Like Bessie, matron of the Glass family in the Salinger stories, Gertie is capable of rising to momentary wisdom. “Nobody picks their life. I sure didn’t,” she tells Simon. “Here’s what happens: you make choices, and then they make choices. Your choices make choices. You go to college – my God, you finish high school – that’s one way of tipping the odds in your favour. What you’re doing right now, I don’t know what the hell will happen to you. And neither do you.”
The family is shattered when Simon, true to prophecy, succumbs to a deadly new plague that doesn’t even yet have a name. Now the story shifts to Klara, who has dedicated herself to becoming a performer of magic, billed as The Immortalist; she wants to spark her audiences with the awareness that there’s something more behind the dull veneer of everyday life. She marries, has a delightful child named Ruby, but can’t escape the pre-ordained decree.

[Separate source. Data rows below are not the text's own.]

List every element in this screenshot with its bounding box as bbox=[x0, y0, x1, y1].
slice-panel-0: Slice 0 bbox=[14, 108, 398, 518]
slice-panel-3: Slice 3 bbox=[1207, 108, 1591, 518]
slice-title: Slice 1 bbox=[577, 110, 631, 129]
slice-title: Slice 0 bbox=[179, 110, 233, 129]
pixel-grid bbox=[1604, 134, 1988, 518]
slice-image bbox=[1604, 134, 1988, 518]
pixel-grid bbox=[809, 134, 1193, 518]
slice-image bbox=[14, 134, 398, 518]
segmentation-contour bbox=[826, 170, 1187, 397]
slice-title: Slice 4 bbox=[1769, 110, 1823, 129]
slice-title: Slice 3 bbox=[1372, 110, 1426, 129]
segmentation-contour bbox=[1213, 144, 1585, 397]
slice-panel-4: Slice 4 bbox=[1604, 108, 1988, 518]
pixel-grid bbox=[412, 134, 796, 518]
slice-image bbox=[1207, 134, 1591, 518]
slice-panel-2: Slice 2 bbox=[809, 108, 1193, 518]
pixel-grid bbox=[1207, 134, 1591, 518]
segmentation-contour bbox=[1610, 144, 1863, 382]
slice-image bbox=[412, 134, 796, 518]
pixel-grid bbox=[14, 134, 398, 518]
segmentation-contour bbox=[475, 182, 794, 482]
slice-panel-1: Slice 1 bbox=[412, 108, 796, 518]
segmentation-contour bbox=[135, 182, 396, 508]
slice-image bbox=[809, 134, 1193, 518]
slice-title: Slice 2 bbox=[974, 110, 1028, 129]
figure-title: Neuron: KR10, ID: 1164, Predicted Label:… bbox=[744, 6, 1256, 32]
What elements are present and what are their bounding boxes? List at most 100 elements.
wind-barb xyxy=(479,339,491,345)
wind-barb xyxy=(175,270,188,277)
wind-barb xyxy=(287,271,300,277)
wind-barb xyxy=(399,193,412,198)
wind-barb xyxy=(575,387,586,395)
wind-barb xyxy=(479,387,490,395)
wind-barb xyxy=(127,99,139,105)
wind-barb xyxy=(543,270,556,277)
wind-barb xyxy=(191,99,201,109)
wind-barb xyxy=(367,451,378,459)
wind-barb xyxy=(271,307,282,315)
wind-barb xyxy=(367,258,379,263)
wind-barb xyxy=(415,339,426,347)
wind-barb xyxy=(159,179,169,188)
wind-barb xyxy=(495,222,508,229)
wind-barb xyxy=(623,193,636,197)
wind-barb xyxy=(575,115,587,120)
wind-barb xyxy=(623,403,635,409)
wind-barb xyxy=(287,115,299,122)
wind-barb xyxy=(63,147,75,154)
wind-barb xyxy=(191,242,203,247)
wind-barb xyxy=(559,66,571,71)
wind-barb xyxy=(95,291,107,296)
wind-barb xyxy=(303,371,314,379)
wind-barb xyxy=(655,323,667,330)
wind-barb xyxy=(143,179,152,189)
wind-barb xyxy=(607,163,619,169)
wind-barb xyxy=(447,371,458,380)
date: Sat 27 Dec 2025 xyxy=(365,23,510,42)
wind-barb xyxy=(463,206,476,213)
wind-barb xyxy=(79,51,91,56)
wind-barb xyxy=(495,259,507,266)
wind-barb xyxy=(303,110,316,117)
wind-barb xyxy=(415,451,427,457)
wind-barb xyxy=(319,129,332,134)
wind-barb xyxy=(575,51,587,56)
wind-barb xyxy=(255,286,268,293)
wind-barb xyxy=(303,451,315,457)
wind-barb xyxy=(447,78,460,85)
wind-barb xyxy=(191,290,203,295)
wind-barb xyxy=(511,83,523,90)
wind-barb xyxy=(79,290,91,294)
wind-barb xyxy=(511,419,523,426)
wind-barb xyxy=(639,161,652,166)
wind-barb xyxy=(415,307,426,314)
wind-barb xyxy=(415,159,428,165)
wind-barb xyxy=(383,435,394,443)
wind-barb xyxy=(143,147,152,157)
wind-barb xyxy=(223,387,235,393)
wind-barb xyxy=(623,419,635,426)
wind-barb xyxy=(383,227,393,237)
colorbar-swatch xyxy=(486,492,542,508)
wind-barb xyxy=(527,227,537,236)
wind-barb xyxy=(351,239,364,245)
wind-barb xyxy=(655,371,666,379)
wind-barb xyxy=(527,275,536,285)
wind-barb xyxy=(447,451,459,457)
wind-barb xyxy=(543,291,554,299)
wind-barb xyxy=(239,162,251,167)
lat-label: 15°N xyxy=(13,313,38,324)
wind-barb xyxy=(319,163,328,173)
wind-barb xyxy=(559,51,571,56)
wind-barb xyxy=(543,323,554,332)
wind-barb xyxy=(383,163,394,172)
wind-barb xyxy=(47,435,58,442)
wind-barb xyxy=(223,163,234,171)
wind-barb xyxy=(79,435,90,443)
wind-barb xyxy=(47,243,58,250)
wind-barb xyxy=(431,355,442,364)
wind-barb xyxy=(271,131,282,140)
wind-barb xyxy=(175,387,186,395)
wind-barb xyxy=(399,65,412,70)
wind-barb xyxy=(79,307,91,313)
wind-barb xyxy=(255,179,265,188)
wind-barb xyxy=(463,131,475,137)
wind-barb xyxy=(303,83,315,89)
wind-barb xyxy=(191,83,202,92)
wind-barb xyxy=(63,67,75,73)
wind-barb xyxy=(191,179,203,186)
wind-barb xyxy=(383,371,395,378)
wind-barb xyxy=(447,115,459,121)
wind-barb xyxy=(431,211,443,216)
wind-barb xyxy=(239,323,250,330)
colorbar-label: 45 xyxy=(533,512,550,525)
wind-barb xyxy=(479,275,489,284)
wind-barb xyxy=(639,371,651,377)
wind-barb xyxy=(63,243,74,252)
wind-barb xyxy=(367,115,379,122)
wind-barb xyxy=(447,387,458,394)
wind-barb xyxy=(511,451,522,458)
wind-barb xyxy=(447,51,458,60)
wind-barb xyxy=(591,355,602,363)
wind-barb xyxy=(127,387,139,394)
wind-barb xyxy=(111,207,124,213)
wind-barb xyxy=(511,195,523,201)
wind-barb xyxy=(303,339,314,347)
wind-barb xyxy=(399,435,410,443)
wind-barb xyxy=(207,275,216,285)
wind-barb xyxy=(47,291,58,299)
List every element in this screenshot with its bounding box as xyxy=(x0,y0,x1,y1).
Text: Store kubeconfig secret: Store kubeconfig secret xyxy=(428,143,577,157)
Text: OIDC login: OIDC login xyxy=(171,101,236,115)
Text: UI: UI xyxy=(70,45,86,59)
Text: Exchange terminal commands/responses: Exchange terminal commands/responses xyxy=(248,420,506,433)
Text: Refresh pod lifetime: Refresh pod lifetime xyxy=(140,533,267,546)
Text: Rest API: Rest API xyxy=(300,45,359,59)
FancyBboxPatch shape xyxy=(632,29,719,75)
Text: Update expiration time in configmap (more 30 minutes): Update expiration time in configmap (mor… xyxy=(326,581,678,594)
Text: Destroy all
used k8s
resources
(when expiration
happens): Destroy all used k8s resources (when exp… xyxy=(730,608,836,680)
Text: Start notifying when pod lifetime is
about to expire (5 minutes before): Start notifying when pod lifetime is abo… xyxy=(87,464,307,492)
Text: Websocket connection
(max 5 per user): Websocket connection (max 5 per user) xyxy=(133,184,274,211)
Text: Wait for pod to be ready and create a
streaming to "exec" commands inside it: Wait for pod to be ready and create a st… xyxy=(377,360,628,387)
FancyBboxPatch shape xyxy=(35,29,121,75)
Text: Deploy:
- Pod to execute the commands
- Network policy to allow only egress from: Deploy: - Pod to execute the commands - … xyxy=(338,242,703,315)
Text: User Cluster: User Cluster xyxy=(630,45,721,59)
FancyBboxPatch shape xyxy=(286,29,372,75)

Daniel decides to take action against the unseen hand of fate, becoming as audacious as Dorothy in The Wizard of Oz when she pulls back the curtain to reveal that the great and powerful wizard is just an ordinary man. But Daniel, in his panic, becomes reckless, and (spoiler alert) it’s curtains for him as well.
Unlike real life, the best novels are a closed system where incidental characters often transform into substantial players. Such is the case with Eddie O’Donoghue, the policeman who made the phone call for Simon: now an FBI agent in the fraud bureau, he moves from bit player into the spotlight. By the time the story shifts to Varya, we’re well familiar with Benjamin’s dazzling predilection for magic, illusion, transformation and revelation, all accomplished by some literary sleight-of-hand. There seems to be much more going on in her prose than what can be seen with the naked eye.
She also has an uncanny knack for delivering stunning little truths, as when Simon observes about his father’s tailoring shop “that the shop was Saul’s true home, and that his employees knew him better than his children ever did.” Or this Tyleresque line that reminds us of the utter precariousness and fragility of our lives: “When Klara thinks of Ruby, it’s like trying to hold onto a rock in the middle of a river, like trying to cling to something small and hard while everything is pulling her away.”
Although the premise of The Immortalists may seem artificial and limiting to some, its fulfillment is nothing but masterful. The pages burst with the richness of life. Hard to believe a 28-year-old author of only one previous novel, The Anatomy of Dreams, was able to craft something as fine as this.